Controversy exists over agricultural and manufacturing issues related to the production of bamboo floors, including the environmental effects of deforestation in order to plant bamboo and the use of carcinogenic chemicals such as urea-formaldehyde in the glues used for lamination in some products.

Bamboo flooring has led to deforestation, as existing trees are cut down to be replaced with bamboo plantations; this results in soil erosion in the often hilly and mountainous areas occupied by forestland, along with a loss of biodiversity in the region as other flora and fauna are cleared for bamboo. Additionally, the use of pesticides, weed killers and fertilizers in bamboo production can have an effect on the environment.

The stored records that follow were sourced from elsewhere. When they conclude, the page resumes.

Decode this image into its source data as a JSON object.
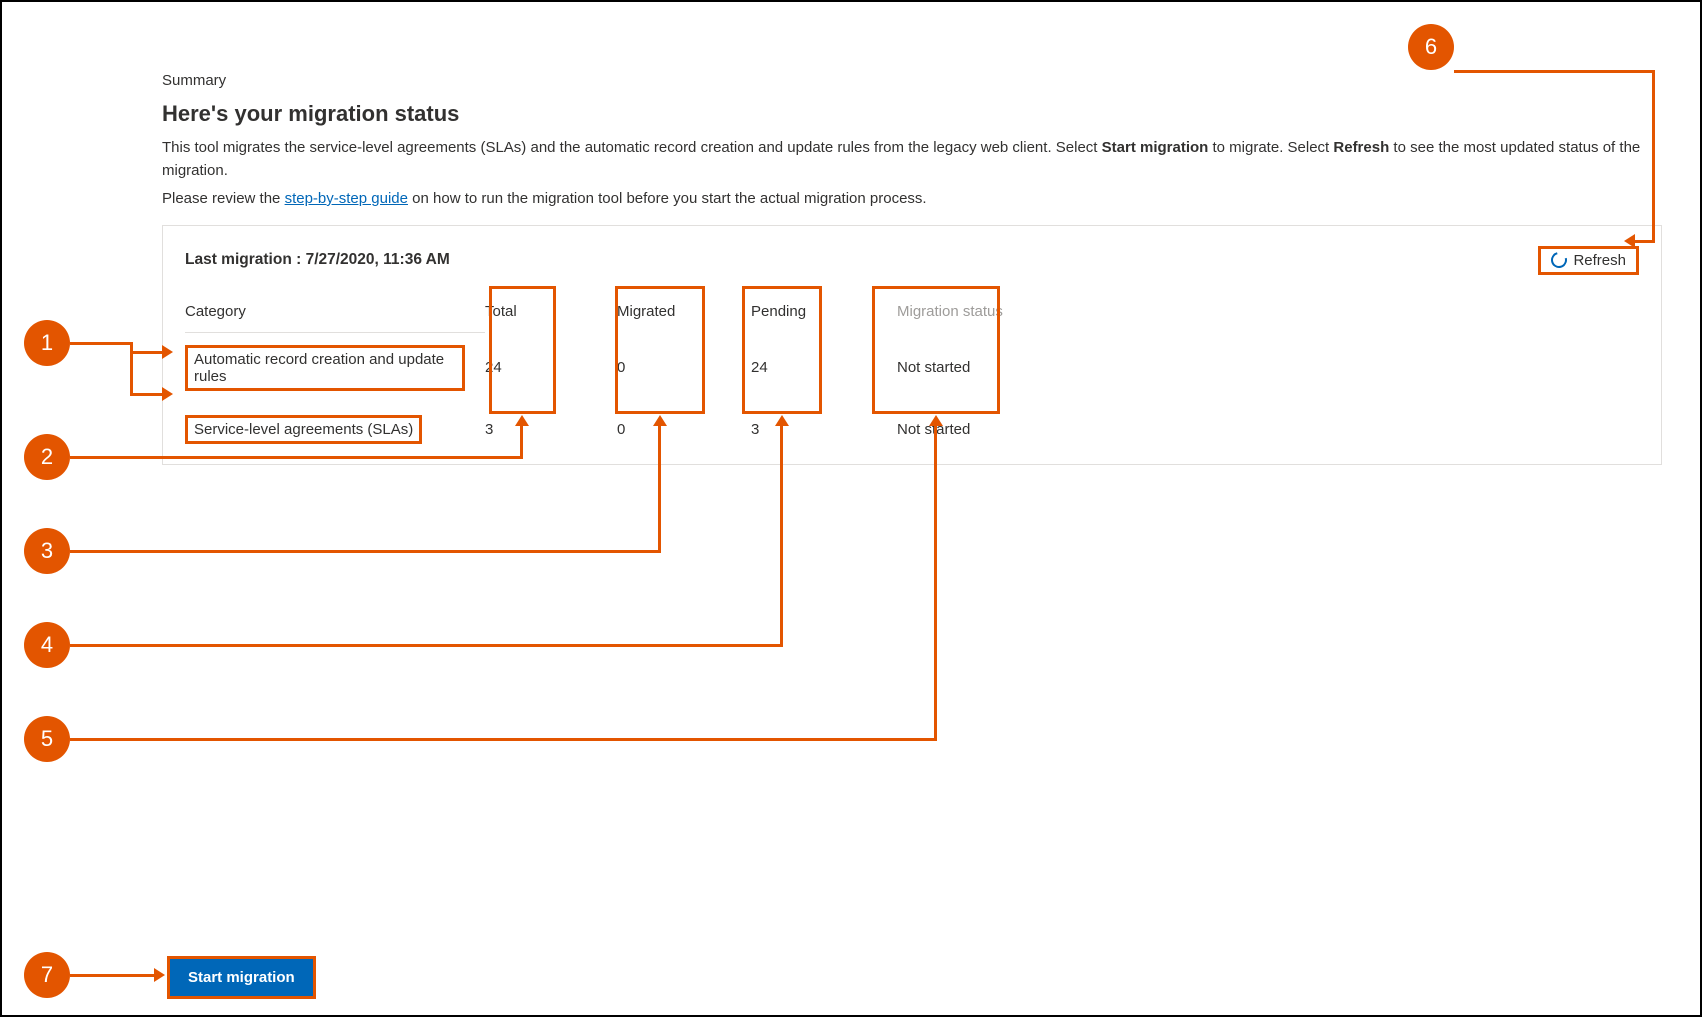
{
  "header": {
    "summary_label": "Summary",
    "title": "Here's your migration status",
    "desc_p1_a": "This tool migrates the service-level agreements (SLAs) and the automatic record creation and update rules from the legacy web client. Select ",
    "desc_p1_b": "Start migration",
    "desc_p1_c": " to migrate. Select ",
    "desc_p1_d": "Refresh",
    "desc_p1_e": " to see the most updated status of the migration.",
    "desc_p2_a": "Please review the ",
    "desc_p2_link": "step-by-step guide",
    "desc_p2_b": " on how to run the migration tool before you start the actual migration process."
  },
  "card": {
    "last_migration_label": "Last migration :",
    "last_migration_value": "7/27/2020, 11:36 AM",
    "refresh_label": "Refresh"
  },
  "table": {
    "columns": {
      "category": "Category",
      "total": "Total",
      "migrated": "Migrated",
      "pending": "Pending",
      "status": "Migration status"
    },
    "rows": [
      {
        "category": "Automatic record creation and update rules",
        "total": "24",
        "migrated": "0",
        "pending": "24",
        "status": "Not started"
      },
      {
        "category": "Service-level agreements (SLAs)",
        "total": "3",
        "migrated": "0",
        "pending": "3",
        "status": "Not started"
      }
    ]
  },
  "buttons": {
    "start_migration": "Start migration"
  },
  "callouts": {
    "c1": "1",
    "c2": "2",
    "c3": "3",
    "c4": "4",
    "c5": "5",
    "c6": "6",
    "c7": "7"
  }
}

During the manufacturing of bamboo floors, some manufacturers use urea-formaldehyde as the adhesive for bonding the bamboo strips. According to the stringent California Air Resources Board (CARB) standards there can be no more than 0.05 ppm (parts per million) of outgassed formaldehyde. According to the USGBC's LEED standard products with Urea-formaldehyde do not qualify for the EQ 4.4 Low-Emitting Products category. Manufacturers are now offering formaldehyde-free bamboo flooring, but they can claim that they have "no added urea-formaldehyde" without providing substantial proof. Manufacturers may make use of equipment that may in itself be dangerous and polluting. Some manufacturers may require their products to be registered under International Organization for Standardization (ISO) standards 9001 for quality control and 14001 for environmental management systems EMS, although these standards are not necessarily very high.

== Maintenance ==
Like most hardwood floors, bamboo floors should be treated carefully. When mopping, it is best to use a dust mop to remove the dust and grime. A stiff bristled broom can be used to remove more stubborn dirt from the crevices of the floor. Wet mops should be avoided on the bamboo flooring. When it is necessary to mop the floor, wring the mop out thoroughly to prevent any extra water from being released onto the floor. Cleaning detergents should be checked to make sure that they are safe for hard wood floors before they are added to the mop water. Many detergents contain a waxing agent which will dull the color of the flooring and leave behind a filmy glaze.